ONdigital is getting in before Sky by offering free set top boxes too, but only to those who buy a new TV. Cable already offers a free box, but the digital release doesn't begin until June and won't be fully national until March next year.

As it happens, cable is Sky's main target here, not ONdigital, but Carlton and Granada's terrestrial platform is badly caught in the cross fire. There is no option but to match Sky's costly promotions blow for blow. Neither of its shareholders are short of a bob or two; whether or not this is predatory pricing by Sky, Carlton and Granada are big boys, both used to and presumably prepared for the rough and tumble of a long business fight. They both have direct experience of Mr Murdoch and know he doesn't take prisoners.

But as the stock market correctly surmised by marking Carlton's shares down so heavily, the fledgling ONdigital is going to find the cost of a prolonged price war more difficult to absorb than Sky, with its existing substantial subscriber base.

Sky is a focused pay TV business with an existing and considerable vested interest in migrating its analogue subscriber base to digital. Carlton and Granada are new to the business, and both have other calls on their time and money. Sky's initiative has to mean the cost of the ONdigital experiment will escalate quite substantially; at this stage we can only guess at by how much.

None of this necessarily means we are faced with a replay of the head to head battle between Sky and British Satellite Broadcasting in the 1980s, which ended with Sky absorbing BSB. ONdigital is still a different enough pay TV offering, in terms of access if not product, for it to be able to coexist with Sky. Even so, breakeven and payback are plainly delayed, possibly by some years.

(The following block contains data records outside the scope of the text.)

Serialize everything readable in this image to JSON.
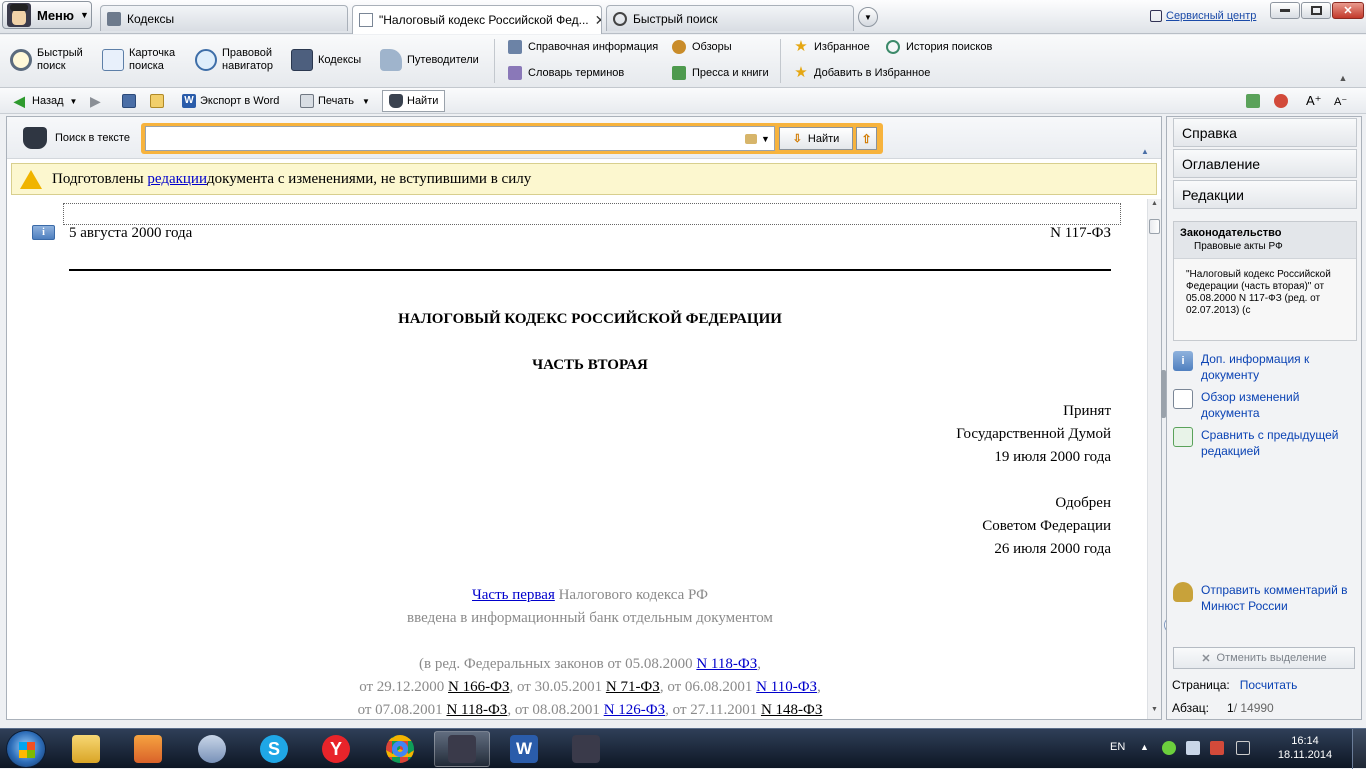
{
  "menu": {
    "label": "Меню"
  },
  "tabs": [
    {
      "label": "Кодексы",
      "active": false
    },
    {
      "label": "\"Налоговый кодекс Российской Фед...",
      "active": true
    },
    {
      "label": "Быстрый поиск",
      "active": false
    }
  ],
  "service_center": "Сервисный центр",
  "ribbon": {
    "quick_search": [
      "Быстрый",
      "поиск"
    ],
    "card_search": [
      "Карточка",
      "поиска"
    ],
    "legal_nav": [
      "Правовой",
      "навигатор"
    ],
    "codes": "Кодексы",
    "guides": "Путеводители",
    "reference": "Справочная информация",
    "glossary": "Словарь терминов",
    "reviews": "Обзоры",
    "press": "Пресса и книги",
    "favorites": "Избранное",
    "add_favorites": "Добавить в Избранное",
    "history": "История поисков"
  },
  "toolbar": {
    "back": "Назад",
    "export_word": "Экспорт в Word",
    "print": "Печать",
    "find": "Найти"
  },
  "search": {
    "label": "Поиск в тексте",
    "value": "",
    "find_button": "Найти"
  },
  "notice": {
    "prefix": "Подготовлены ",
    "link": "редакции",
    "suffix": " документа с изменениями, не вступившими в силу"
  },
  "document": {
    "date": "5 августа 2000 года",
    "number": "N 117-ФЗ",
    "title": "НАЛОГОВЫЙ КОДЕКС РОССИЙСКОЙ ФЕДЕРАЦИИ",
    "part": "ЧАСТЬ ВТОРАЯ",
    "adopted": [
      "Принят",
      "Государственной Думой",
      "19 июля 2000 года"
    ],
    "approved": [
      "Одобрен",
      "Советом Федерации",
      "26 июля 2000 года"
    ],
    "part_one_link": "Часть первая",
    "part_one_rest": " Налогового кодекса РФ",
    "part_one_line2": "введена в информационный банк отдельным документом",
    "amend_1_pre": "(в ред. Федеральных законов от 05.08.2000 ",
    "amend_1_link": "N 118-ФЗ",
    "amend_1_post": ",",
    "amend_2": [
      {
        "t": "от 29.12.2000 ",
        "k": "g"
      },
      {
        "t": "N 166-ФЗ",
        "k": "u"
      },
      {
        "t": ", от 30.05.2001 ",
        "k": "g"
      },
      {
        "t": "N 71-ФЗ",
        "k": "u"
      },
      {
        "t": ", от 06.08.2001 ",
        "k": "g"
      },
      {
        "t": "N 110-ФЗ",
        "k": "l"
      },
      {
        "t": ",",
        "k": "g"
      }
    ],
    "amend_3": [
      {
        "t": "от 07.08.2001 ",
        "k": "g"
      },
      {
        "t": "N 118-ФЗ",
        "k": "u"
      },
      {
        "t": ", от 08.08.2001 ",
        "k": "g"
      },
      {
        "t": "N 126-ФЗ",
        "k": "l"
      },
      {
        "t": ", от 27.11.2001 ",
        "k": "g"
      },
      {
        "t": "N 148-ФЗ",
        "k": "u"
      }
    ]
  },
  "right_panel": {
    "help": "Справка",
    "contents": "Оглавление",
    "editions": "Редакции",
    "info_title": "Законодательство",
    "info_subtitle": "Правовые акты РФ",
    "info_text": "\"Налоговый кодекс Российской Федерации (часть вторая)\" от 05.08.2000 N 117-ФЗ (ред. от 02.07.2013) (с",
    "link_more_info": "Доп. информация к документу",
    "link_changes": "Обзор изменений документа",
    "link_compare": "Сравнить с предыдущей редакцией",
    "link_comment": "Отправить комментарий в Минюст России",
    "cancel_selection": "Отменить выделение",
    "page_label": "Страница:",
    "page_value": "Посчитать",
    "para_label": "Абзац:",
    "para_current": "1",
    "para_total": " / 14990"
  },
  "taskbar": {
    "lang": "EN",
    "time": "16:14",
    "date": "18.11.2014"
  }
}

The bigger threat to Sky was always going to be cable, which after years of shambolic management and marketing, looks finally like getting its act together. Able to offer both TV and broadband telecommunications, its digital offering ought to be superior to Sky's - more, faster and better in interactive functions. Furthermore, to the extent that Sky continues to add conventional subscribers, they tend to come almost wholly through cable. Long term, this cannot be good for Sky, whose present pay TV monopoly depends on a stranglehold on both product and distribution.

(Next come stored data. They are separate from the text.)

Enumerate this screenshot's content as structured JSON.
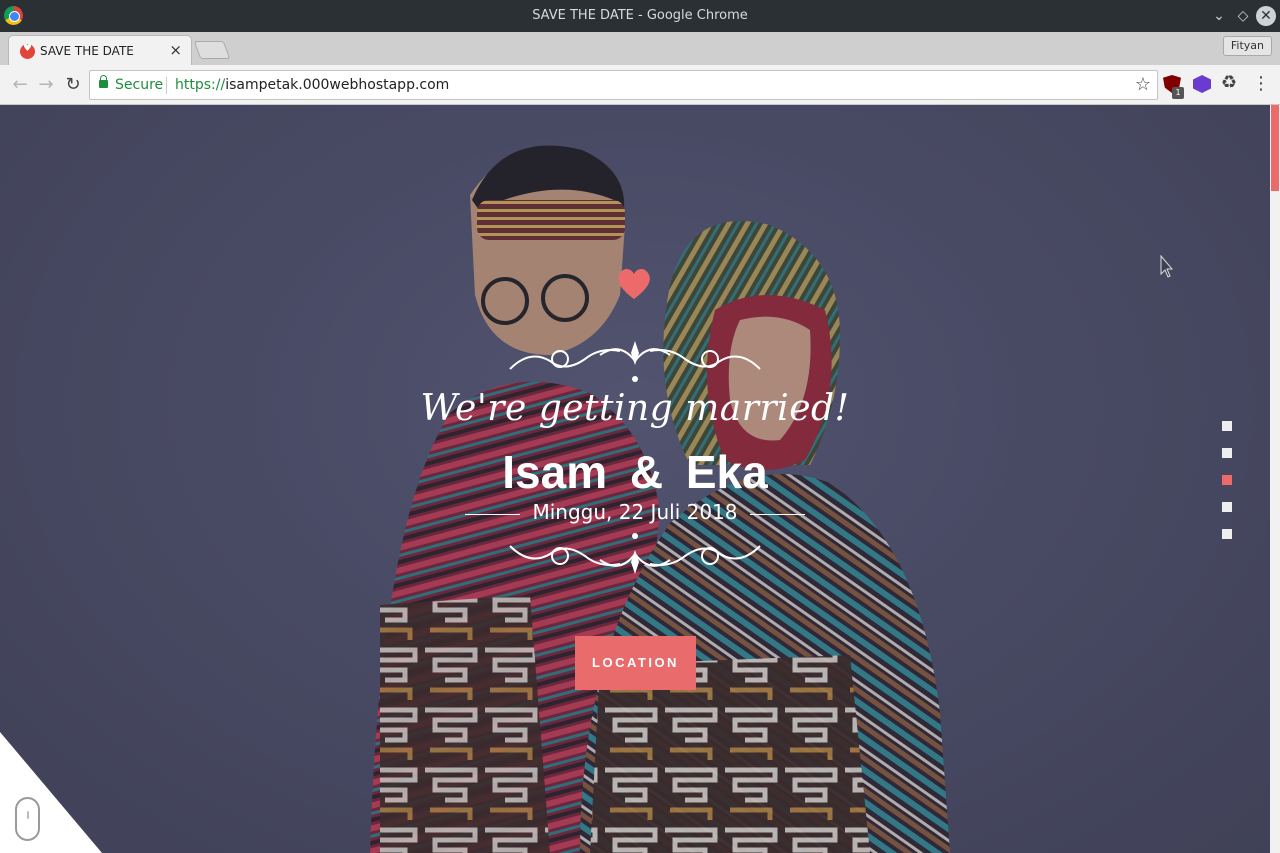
{
  "window": {
    "title": "SAVE THE DATE - Google Chrome"
  },
  "tabs": [
    {
      "title": "SAVE THE DATE",
      "close": "×",
      "favicon": "heart-favicon-icon"
    }
  ],
  "profile": {
    "name": "Fityan"
  },
  "toolbar": {
    "back": "←",
    "forward": "→",
    "reload": "↻",
    "secure_label": "Secure",
    "url_scheme": "https://",
    "url_host": "isampetak.000webhostapp.com",
    "star": "☆",
    "extension_badge": "1",
    "recycle": "♻",
    "menu": "⋮"
  },
  "page": {
    "tagline": "We're getting married!",
    "names": "Isam & Eka",
    "date": "Minggu, 22 Juli 2018",
    "cta_label": "LOCATION",
    "accent_color": "#ec6a6a",
    "section_dots": 5,
    "active_dot": 3
  }
}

So Sky's move looks as much defensive as aggressive. Its digital satellite platform needs to find some way of heading off the threat from cable. Price wars are usually quite damaging to shareholder value, but they are plainly good news for consumers, especially when conducted among three players all determined to stay the course. This is how competition is meant to work. Maybe we should be thanking Mr Murdoch for finally giving us a taste of it in pay TV.